Parallel trainer

Train agents in parallel using multiple processes.



Concept

Parallel trainer Parallel trainer

Usage

Note

Each process adds a GPU memory overhead (~1GB, although it can be much higher) due to PyTorch’s CUDA kernels. See PyTorch Issue #12873 for more details.

Note

At the moment, only simultaneous training and evaluation of agents with local memory (no memory sharing) is implemented.

from skrl.trainers.torch import ParallelTrainer

# assuming there is an environment called 'env'
# and an agent or a list of agents called 'agents'

# create a sequential trainer
cfg = {"timesteps": 50000, "headless": False}
trainer = ParallelTrainer(env=env, agents=agents, cfg=cfg)

# train the agent(s)
trainer.train()

# evaluate the agent(s)
trainer.eval()

Configuration

Dataclass

    pytorch    

    jax    

    warp    

ParallelTrainerCfg

ParallelTrainerCfg


API


PyTorch

ParallelTrainerCfg

Configuration for the parallel trainer.

ParallelTrainer

Parallel trainer.

class skrl.trainers.torch.parallel.ParallelTrainerCfg(*, timesteps: int = 100000, headless: bool = False, render_interval: int = 1, disable_progressbar: bool | None = False, close_environment_at_exit: bool = True, environment_info: str = 'episode', stochastic_evaluation: bool = False)[source]

Bases: TrainerCfg

Configuration for the parallel trainer.

Methods:

expand()

Expand the configuration.

validate()

Validate the configuration.

Attributes:

close_environment_at_exit

Whether to close the environment on normal program termination.

disable_progressbar

Whether to disable the progressbar.

environment_info

Key used to get and log environment info.

headless

Whether to run in headless mode (do not call env.render()).

render_interval

Interval (in timesteps) for rendering the environments.

stochastic_evaluation

Whether to use actions rather than (deterministic) mean actions during evaluation.

timesteps

Number of timesteps to train/evaluate for.

expand() None[source]

Expand the configuration.

validate() bool[source]

Validate the configuration.

close_environment_at_exit: bool = True

Whether to close the environment on normal program termination.

disable_progressbar: bool | None = False

Whether to disable the progressbar.
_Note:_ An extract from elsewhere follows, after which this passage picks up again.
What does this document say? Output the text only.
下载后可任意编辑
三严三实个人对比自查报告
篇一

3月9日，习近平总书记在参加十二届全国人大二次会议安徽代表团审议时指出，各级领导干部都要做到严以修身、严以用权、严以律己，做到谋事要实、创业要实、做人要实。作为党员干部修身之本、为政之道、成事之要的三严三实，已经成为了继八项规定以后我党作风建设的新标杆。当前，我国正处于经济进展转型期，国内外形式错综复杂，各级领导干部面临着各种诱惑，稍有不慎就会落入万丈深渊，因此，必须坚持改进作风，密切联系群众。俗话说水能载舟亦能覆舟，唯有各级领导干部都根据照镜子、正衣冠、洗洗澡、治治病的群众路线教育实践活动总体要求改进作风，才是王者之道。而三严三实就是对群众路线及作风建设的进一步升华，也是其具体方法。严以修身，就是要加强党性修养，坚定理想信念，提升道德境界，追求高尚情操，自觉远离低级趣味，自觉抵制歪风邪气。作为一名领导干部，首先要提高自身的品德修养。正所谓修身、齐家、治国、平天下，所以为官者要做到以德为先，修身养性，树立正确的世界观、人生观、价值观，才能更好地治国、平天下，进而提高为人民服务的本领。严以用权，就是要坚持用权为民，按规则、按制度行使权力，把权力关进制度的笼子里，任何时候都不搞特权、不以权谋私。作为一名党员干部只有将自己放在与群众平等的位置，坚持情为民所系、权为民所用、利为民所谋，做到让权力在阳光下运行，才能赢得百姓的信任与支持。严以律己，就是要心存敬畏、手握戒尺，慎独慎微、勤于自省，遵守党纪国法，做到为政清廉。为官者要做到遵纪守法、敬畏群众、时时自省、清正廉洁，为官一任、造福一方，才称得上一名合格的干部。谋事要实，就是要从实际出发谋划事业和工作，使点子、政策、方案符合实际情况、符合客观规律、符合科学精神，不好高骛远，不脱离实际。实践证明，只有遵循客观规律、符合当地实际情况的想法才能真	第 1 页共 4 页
If None, disable on non-TTY.

environment_info: str = 'episode'

Key used to get and log environment info.

headless: bool = False

Whether to run in headless mode (do not call env.render()).

render_interval: int = 1

Interval (in timesteps) for rendering the environments. Only effective if headless is False.

stochastic_evaluation: bool = False

Whether to use actions rather than (deterministic) mean actions during evaluation.

timesteps: int = 100000

Number of timesteps to train/evaluate for.

class skrl.trainers.torch.parallel.ParallelTrainer(*, env: Wrapper | MultiAgentEnvWrapper, agents: Agent | MultiAgent | list[Agent] | list[MultiAgent], scopes: list[int] | None = None, cfg: ParallelTrainerCfg | dict = {})[source]

Bases: Trainer

Parallel trainer.

Train agents in parallel using multiple processes.

Parameters:
  • env – Environment to train/evaluate on.

  • agents – Agent(s) to train/evaluate.

  • scopes – Number of environments for each simultaneous agent to train/evaluate on.

  • cfg – Configuration dictionary.

Methods:

eval()

Evaluate agents sequentially.

train()

Train agents in parallel.

eval() None[source]

Evaluate agents sequentially.

This method executes the following steps in loop:

  • Pre-interaction (in parallel)

  • Compute actions (in parallel)

  • Interact with the environments

  • Render environments

  • Record transitions (in parallel)

  • Reset environments

train() None[source]

Train agents in parallel.

This method executes the following steps in loop:

  • Pre-interaction (parallel)

  • Compute actions (in parallel)

  • Interact with the environments

  • Render environments

  • Record transitions (in parallel)

  • Post-interaction (in parallel)

  • Reset environments